07/07/2026 10:17 - Internacionales
El primer ministro Mark Carney anunció un acuerdo histórico para modernizar la Marina Real Canadiense y consolidar la soberanía en el Ártico.
En un movimiento estratégico que redefine su política de defensa, Canadá seleccionó el 6 de julio de 2026 al consorcio alemán ThyssenKrupp Marine Systems (TKMS) para construir doce submarinos diésel-eléctricos de alta tecnología. La orden inicial se estima en más de 12.000 millones de dólares (USD), pero teniendo en cuenta el mantenimiento a lo largo de aproximadamente medio siglo, la factura total podría superar los 70.000 millones de dólares (USD).
El modelo elegido, el HDW Class 212CD, superó en una reñida puja a la oferta surcoreana de Hanwha Ocean (modelo KSS-III Batch-II). TKMS es el mayor fabricante mundial de submarinos no nucleares y un proveedor clave para la flota de la Organización del Tratado del Atlántico Norte (OTAN).
Este pedido marca un hito, ya que es la primera vez que Canadá compra submarinos totalmente nuevos. Hasta ahora, la Marina Real Canadiense operaba con cuatro submarinos de la clase Victoria, adquiridos de segunda mano al Reino Unido en 1998, de los cuales tres se encuentran actualmente en mantenimiento.
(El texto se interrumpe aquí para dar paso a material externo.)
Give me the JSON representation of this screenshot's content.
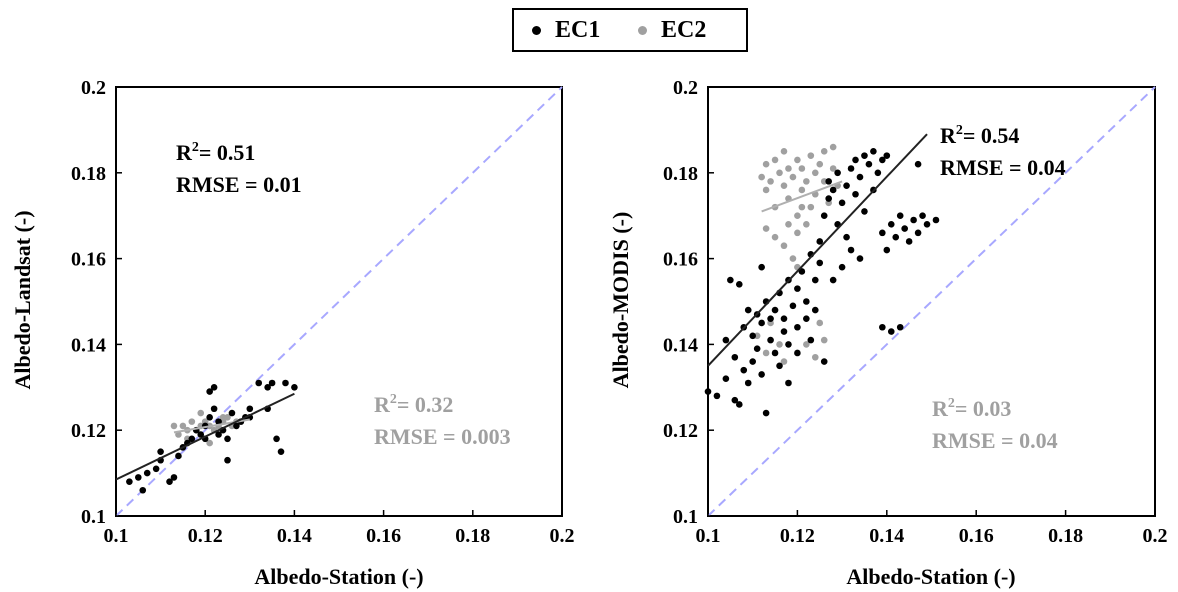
{
  "legend": {
    "items": [
      {
        "label": "EC1",
        "color": "#000000"
      },
      {
        "label": "EC2",
        "color": "#a0a0a0"
      }
    ]
  },
  "chart_data": [
    {
      "type": "scatter",
      "xlabel": "Albedo-Station (-)",
      "ylabel": "Albedo-Landsat (-)",
      "xlim": [
        0.1,
        0.2
      ],
      "ylim": [
        0.1,
        0.2
      ],
      "xticks": [
        "0.1",
        "0.12",
        "0.14",
        "0.16",
        "0.18",
        "0.2"
      ],
      "yticks": [
        "0.1",
        "0.12",
        "0.14",
        "0.16",
        "0.18",
        "0.2"
      ],
      "identity_line": {
        "color": "#a8a8ff",
        "style": "dashed"
      },
      "series": [
        {
          "name": "EC1",
          "color": "#000000",
          "points": [
            [
              0.103,
              0.108
            ],
            [
              0.105,
              0.109
            ],
            [
              0.106,
              0.106
            ],
            [
              0.107,
              0.11
            ],
            [
              0.109,
              0.111
            ],
            [
              0.11,
              0.113
            ],
            [
              0.11,
              0.115
            ],
            [
              0.112,
              0.108
            ],
            [
              0.113,
              0.109
            ],
            [
              0.114,
              0.114
            ],
            [
              0.115,
              0.116
            ],
            [
              0.116,
              0.117
            ],
            [
              0.117,
              0.118
            ],
            [
              0.118,
              0.12
            ],
            [
              0.119,
              0.119
            ],
            [
              0.12,
              0.118
            ],
            [
              0.12,
              0.121
            ],
            [
              0.121,
              0.123
            ],
            [
              0.121,
              0.129
            ],
            [
              0.122,
              0.13
            ],
            [
              0.122,
              0.125
            ],
            [
              0.123,
              0.122
            ],
            [
              0.123,
              0.119
            ],
            [
              0.124,
              0.12
            ],
            [
              0.125,
              0.113
            ],
            [
              0.125,
              0.118
            ],
            [
              0.126,
              0.124
            ],
            [
              0.127,
              0.121
            ],
            [
              0.128,
              0.122
            ],
            [
              0.129,
              0.123
            ],
            [
              0.13,
              0.123
            ],
            [
              0.132,
              0.131
            ],
            [
              0.134,
              0.13
            ],
            [
              0.134,
              0.125
            ],
            [
              0.135,
              0.131
            ],
            [
              0.136,
              0.118
            ],
            [
              0.137,
              0.115
            ],
            [
              0.138,
              0.131
            ],
            [
              0.14,
              0.13
            ],
            [
              0.13,
              0.125
            ]
          ],
          "fit": {
            "x": [
              0.1,
              0.14
            ],
            "y": [
              0.1085,
              0.1285
            ]
          }
        },
        {
          "name": "EC2",
          "color": "#a0a0a0",
          "points": [
            [
              0.113,
              0.121
            ],
            [
              0.114,
              0.119
            ],
            [
              0.115,
              0.121
            ],
            [
              0.116,
              0.12
            ],
            [
              0.117,
              0.122
            ],
            [
              0.118,
              0.12
            ],
            [
              0.119,
              0.121
            ],
            [
              0.12,
              0.122
            ],
            [
              0.121,
              0.121
            ],
            [
              0.122,
              0.12
            ],
            [
              0.123,
              0.121
            ],
            [
              0.124,
              0.122
            ],
            [
              0.125,
              0.123
            ],
            [
              0.126,
              0.121
            ],
            [
              0.127,
              0.122
            ],
            [
              0.128,
              0.122
            ],
            [
              0.116,
              0.118
            ],
            [
              0.119,
              0.124
            ],
            [
              0.121,
              0.117
            ],
            [
              0.124,
              0.123
            ]
          ],
          "fit": {
            "x": [
              0.113,
              0.13
            ],
            "y": [
              0.1195,
              0.1225
            ]
          }
        }
      ],
      "annotations": [
        {
          "r2": "0.51",
          "rmse": "RMSE = 0.01",
          "color": "#000000"
        },
        {
          "r2": "0.32",
          "rmse": "RMSE = 0.003",
          "color": "#a0a0a0"
        }
      ]
    },
    {
      "type": "scatter",
      "xlabel": "Albedo-Station (-)",
      "ylabel": "Albedo-MODIS (-)",
      "xlim": [
        0.1,
        0.2
      ],
      "ylim": [
        0.1,
        0.2
      ],
      "xticks": [
        "0.1",
        "0.12",
        "0.14",
        "0.16",
        "0.18",
        "0.2"
      ],
      "yticks": [
        "0.1",
        "0.12",
        "0.14",
        "0.16",
        "0.18",
        "0.2"
      ],
      "identity_line": {
        "color": "#a8a8ff",
        "style": "dashed"
      },
      "series": [
        {
          "name": "EC1",
          "color": "#000000",
          "points": [
            [
              0.1,
              0.129
            ],
            [
              0.102,
              0.128
            ],
            [
              0.104,
              0.132
            ],
            [
              0.106,
              0.137
            ],
            [
              0.106,
              0.127
            ],
            [
              0.107,
              0.126
            ],
            [
              0.108,
              0.134
            ],
            [
              0.108,
              0.144
            ],
            [
              0.109,
              0.131
            ],
            [
              0.11,
              0.136
            ],
            [
              0.11,
              0.142
            ],
            [
              0.111,
              0.147
            ],
            [
              0.111,
              0.139
            ],
            [
              0.112,
              0.133
            ],
            [
              0.112,
              0.145
            ],
            [
              0.113,
              0.15
            ],
            [
              0.113,
              0.124
            ],
            [
              0.114,
              0.141
            ],
            [
              0.115,
              0.148
            ],
            [
              0.115,
              0.138
            ],
            [
              0.116,
              0.152
            ],
            [
              0.117,
              0.146
            ],
            [
              0.117,
              0.143
            ],
            [
              0.118,
              0.155
            ],
            [
              0.118,
              0.14
            ],
            [
              0.119,
              0.149
            ],
            [
              0.12,
              0.153
            ],
            [
              0.12,
              0.144
            ],
            [
              0.121,
              0.157
            ],
            [
              0.122,
              0.15
            ],
            [
              0.122,
              0.146
            ],
            [
              0.123,
              0.161
            ],
            [
              0.124,
              0.155
            ],
            [
              0.124,
              0.148
            ],
            [
              0.125,
              0.159
            ],
            [
              0.125,
              0.164
            ],
            [
              0.126,
              0.17
            ],
            [
              0.127,
              0.174
            ],
            [
              0.127,
              0.178
            ],
            [
              0.128,
              0.176
            ],
            [
              0.129,
              0.168
            ],
            [
              0.129,
              0.18
            ],
            [
              0.13,
              0.173
            ],
            [
              0.131,
              0.177
            ],
            [
              0.131,
              0.165
            ],
            [
              0.132,
              0.181
            ],
            [
              0.133,
              0.175
            ],
            [
              0.133,
              0.183
            ],
            [
              0.134,
              0.179
            ],
            [
              0.135,
              0.171
            ],
            [
              0.135,
              0.184
            ],
            [
              0.136,
              0.182
            ],
            [
              0.137,
              0.185
            ],
            [
              0.137,
              0.176
            ],
            [
              0.138,
              0.18
            ],
            [
              0.139,
              0.183
            ],
            [
              0.139,
              0.166
            ],
            [
              0.14,
              0.184
            ],
            [
              0.14,
              0.162
            ],
            [
              0.141,
              0.168
            ],
            [
              0.142,
              0.165
            ],
            [
              0.143,
              0.17
            ],
            [
              0.144,
              0.167
            ],
            [
              0.145,
              0.164
            ],
            [
              0.146,
              0.169
            ],
            [
              0.147,
              0.166
            ],
            [
              0.147,
              0.182
            ],
            [
              0.148,
              0.17
            ],
            [
              0.149,
              0.168
            ],
            [
              0.151,
              0.169
            ],
            [
              0.139,
              0.144
            ],
            [
              0.141,
              0.143
            ],
            [
              0.143,
              0.144
            ],
            [
              0.104,
              0.141
            ],
            [
              0.105,
              0.155
            ],
            [
              0.107,
              0.154
            ],
            [
              0.109,
              0.148
            ],
            [
              0.112,
              0.158
            ],
            [
              0.114,
              0.146
            ],
            [
              0.116,
              0.135
            ],
            [
              0.118,
              0.131
            ],
            [
              0.12,
              0.138
            ],
            [
              0.123,
              0.141
            ],
            [
              0.126,
              0.136
            ],
            [
              0.128,
              0.155
            ],
            [
              0.13,
              0.158
            ],
            [
              0.132,
              0.162
            ],
            [
              0.134,
              0.16
            ]
          ],
          "fit": {
            "x": [
              0.1,
              0.149
            ],
            "y": [
              0.135,
              0.189
            ]
          }
        },
        {
          "name": "EC2",
          "color": "#a0a0a0",
          "points": [
            [
              0.112,
              0.179
            ],
            [
              0.113,
              0.182
            ],
            [
              0.113,
              0.176
            ],
            [
              0.114,
              0.178
            ],
            [
              0.115,
              0.183
            ],
            [
              0.115,
              0.172
            ],
            [
              0.116,
              0.18
            ],
            [
              0.117,
              0.177
            ],
            [
              0.117,
              0.185
            ],
            [
              0.118,
              0.181
            ],
            [
              0.118,
              0.174
            ],
            [
              0.119,
              0.179
            ],
            [
              0.12,
              0.183
            ],
            [
              0.12,
              0.17
            ],
            [
              0.121,
              0.176
            ],
            [
              0.121,
              0.181
            ],
            [
              0.122,
              0.178
            ],
            [
              0.123,
              0.184
            ],
            [
              0.123,
              0.172
            ],
            [
              0.124,
              0.18
            ],
            [
              0.124,
              0.175
            ],
            [
              0.125,
              0.182
            ],
            [
              0.126,
              0.178
            ],
            [
              0.126,
              0.185
            ],
            [
              0.127,
              0.173
            ],
            [
              0.128,
              0.181
            ],
            [
              0.128,
              0.186
            ],
            [
              0.129,
              0.177
            ],
            [
              0.113,
              0.167
            ],
            [
              0.115,
              0.165
            ],
            [
              0.117,
              0.163
            ],
            [
              0.118,
              0.168
            ],
            [
              0.119,
              0.16
            ],
            [
              0.12,
              0.166
            ],
            [
              0.111,
              0.142
            ],
            [
              0.113,
              0.138
            ],
            [
              0.114,
              0.145
            ],
            [
              0.116,
              0.14
            ],
            [
              0.117,
              0.136
            ],
            [
              0.122,
              0.14
            ],
            [
              0.124,
              0.137
            ],
            [
              0.125,
              0.145
            ],
            [
              0.126,
              0.141
            ],
            [
              0.12,
              0.158
            ],
            [
              0.121,
              0.172
            ],
            [
              0.122,
              0.168
            ]
          ],
          "fit": {
            "x": [
              0.112,
              0.13
            ],
            "y": [
              0.171,
              0.178
            ]
          }
        }
      ],
      "annotations": [
        {
          "r2": "0.54",
          "rmse": "RMSE = 0.04",
          "color": "#000000"
        },
        {
          "r2": "0.03",
          "rmse": "RMSE = 0.04",
          "color": "#a0a0a0"
        }
      ]
    }
  ]
}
Los nuevos submarinos están diseñados con tecnología furtiva de vanguardia, lo que permitirá a Canadá operar con detección mínima en áreas disputadas. Realizarán misiones de vigilancia prolongada en rutas clave del Ártico, incluido el Paso del Noroeste.
El anuncio se produce días antes de una cumbre crucial de la OTAN. El secretario general, Mark Rutte, celebró los nuevos contratos multimillonarios de la alianza, afirmando que representan el equipo crucial que necesitamos para disuadir y defender.
El gobierno liberal de Mark Carney se ha comprometido a incrementar drásticamente el gasto militar, con la meta de alcanzar el 5% del Producto Interno Bruto (PIB) para 2035. Recientemente, Canadá alcanzó el histórico objetivo del 2% del PIB marcado por la OTAN.
Además de los submarinos, Canadá está diversificando sus compras militares para depender menos de Estados Unidos. Aunque ya comprometió la compra de 18 cazas F-35, Ottawa evalúa la adquisición de 72 aviones de guerra Saab Gripen y seis aeronaves de vigilancia GlobalEye. Saab ha prometido que este acuerdo generaría hasta 12.600 empleos en territorio canadiense, impulsando la industria local.